Four speech recognition models tuned for different domains. Pass the name in the model field. You can't mix models within a single request, but you can switch between requests freely.

Side-by-side

Model	Languages	Special behaviour	Price ($/min)
`zero-indic`	55+ Indian languages	Standard transcription	$0.0045
`zero-universal`	204 languages	Standard transcription, strongest on English	$0.0039
`zero-med`	English + Indic	Auto medical-terminology correction (MedGemma)	$0.0050
`zero-codeswitch`	Hinglish, Tanglish, etc.	Auto English-token restoration to Latin script	$0.0050

`zero-indic`

The default for Indian languages.
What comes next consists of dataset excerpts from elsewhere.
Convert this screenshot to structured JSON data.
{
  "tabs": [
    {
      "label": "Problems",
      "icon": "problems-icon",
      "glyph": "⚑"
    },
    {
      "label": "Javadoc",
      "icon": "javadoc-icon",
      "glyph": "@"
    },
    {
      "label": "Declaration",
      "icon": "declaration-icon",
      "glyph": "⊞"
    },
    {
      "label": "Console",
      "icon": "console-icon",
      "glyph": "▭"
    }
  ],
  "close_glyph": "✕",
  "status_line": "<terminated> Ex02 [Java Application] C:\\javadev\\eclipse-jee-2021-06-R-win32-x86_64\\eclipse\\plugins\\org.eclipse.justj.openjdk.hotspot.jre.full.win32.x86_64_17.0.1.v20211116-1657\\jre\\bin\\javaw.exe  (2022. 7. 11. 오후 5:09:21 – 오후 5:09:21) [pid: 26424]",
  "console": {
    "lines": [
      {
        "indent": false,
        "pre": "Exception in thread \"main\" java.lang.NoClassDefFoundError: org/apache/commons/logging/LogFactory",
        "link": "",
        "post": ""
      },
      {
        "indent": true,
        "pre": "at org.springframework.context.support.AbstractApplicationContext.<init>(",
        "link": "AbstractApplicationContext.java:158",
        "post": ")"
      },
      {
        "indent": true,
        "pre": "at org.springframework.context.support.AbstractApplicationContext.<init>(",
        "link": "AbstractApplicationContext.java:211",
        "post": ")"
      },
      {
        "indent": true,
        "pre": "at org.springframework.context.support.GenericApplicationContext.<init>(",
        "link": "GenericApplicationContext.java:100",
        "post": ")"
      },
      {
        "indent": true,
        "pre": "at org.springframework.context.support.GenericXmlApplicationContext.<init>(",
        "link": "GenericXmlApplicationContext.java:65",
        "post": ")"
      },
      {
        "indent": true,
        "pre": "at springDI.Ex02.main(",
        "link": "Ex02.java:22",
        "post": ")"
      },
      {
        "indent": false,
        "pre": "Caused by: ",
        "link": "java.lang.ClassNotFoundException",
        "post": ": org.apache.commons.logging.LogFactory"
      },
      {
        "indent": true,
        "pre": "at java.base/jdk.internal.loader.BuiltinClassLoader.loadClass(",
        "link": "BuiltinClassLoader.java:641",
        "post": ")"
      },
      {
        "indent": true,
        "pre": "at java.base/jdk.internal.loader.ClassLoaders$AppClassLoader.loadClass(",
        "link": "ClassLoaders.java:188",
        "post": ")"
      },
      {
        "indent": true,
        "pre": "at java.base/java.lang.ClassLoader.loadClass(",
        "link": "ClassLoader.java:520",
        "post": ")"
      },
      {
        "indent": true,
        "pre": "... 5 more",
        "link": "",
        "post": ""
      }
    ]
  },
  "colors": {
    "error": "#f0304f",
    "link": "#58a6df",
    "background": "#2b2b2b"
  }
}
Native handling of Hindi, Tamil, Telugu, Kannada, Marathi, Bengali, Gujarati, Punjabi, Malayalam, Odia, Urdu, Assamese, Maithili, and more.

When to use

Single-language Indic audio where you know (or can detect) the language
Call-centre audio for Indian customers in their native tongue
Meetings, interviews, dictation, media transcription

Example

curl -X POST https://asr.shunyalabs.ai/v1/audio/transcriptions \
  -H "Authorization: Bearer $SHUNYALABS_API_KEY" \
  -F "file=@call.wav" \
  -F "model=zero-indic" \
  -F "language_code=hi"

99-language Whisper-class foundation model (docs say 204; the published leaderboard number varies by evaluation set). Strongest on English and European languages. Use when the input could be anything.

When to use

English or non-Indian-language content
Audio where you don't know the language in advance, set language_code=auto
International meetings with mixed English and other languages

Benchmarks

Composite WER on the HuggingFace Open ASR leaderboard: 3.10%, claimed 48% fewer errors than the next-best model.

See per-dataset numbers →

Example

curl -X POST https://asr.shunyalabs.ai/v1/audio/transcriptions \
  -H "Authorization: Bearer $SHUNYALABS_API_KEY" \
  -F "file=@podcast.wav" \
  -F "model=zero-universal"

`zero-med`

Clinical-grade. Trained to recognise drug names, procedures, anatomy, dosages, and diagnostic terms. Auto-applies medical terminology correction via MedGemma (no extra flag needed).

When to use

Doctor-patient consultations
OT / surgical notes dictation
Case note transcription for EHR ingest

Compliance

HIPAA path

Zero STT Med is the model cleared for PHI handling under the Shunya BAA. Route PHI only through this model, and prefer on-prem deployment for the strongest data-residency story.

Example

curl -X POST https://asr.shunyalabs.ai/v1/audio/transcriptions \
  -H "Authorization: Bearer $SHUNYALABS_API_KEY" \
  -F "file=@consult.wav" \
  -F "model=zero-med" \
  -F "language_code=en"

Output shape

Same response schema as other models; the value-add is in the text itself, drug names in correct spelling, procedure names in standard terminology. Pair with enable_keyterm_normalization for further normalization against your own glossary.

`zero-codeswitch`

Tuned for speech that mixes two languages within a single utterance, Hinglish (mujhe yeh passbook update karna hai), Tanglish, Banglish, etc. Automatically restores English words to Latin script so the final transcript reads cleanly.

When to use

Urban Indian call-centre conversations (customers routinely switch mid-sentence)
Social-media, podcast, or creator content with code-mixed speech
Any conversation where separating languages would force unnatural phrasing

Example

curl -X POST https://asr.shunyalabs.ai/v1/audio/transcriptions \
  -H "Authorization: Bearer $SHUNYALABS_API_KEY" \
  -F "file=@hinglish.wav" \
  -F "model=zero-codeswitch"

What the output looks like

{
  "text": "मुझे अपना EMI details check करना है",
  "detected_language": "Hinglish",
  "segments": [
    { "start": 0.3, "end": 3.1, "text": "मुझे अपना EMI details check करना है" }
  ]
}

Picking the right model, decision flow

Not sure which?

Start with zero-indic if the speakers are Indian; zero-universal otherwise. Swap to zero-codeswitch if you see English words coming through phonetically in the Indic transcript, or zero-med if drug/procedure terms are being butchered.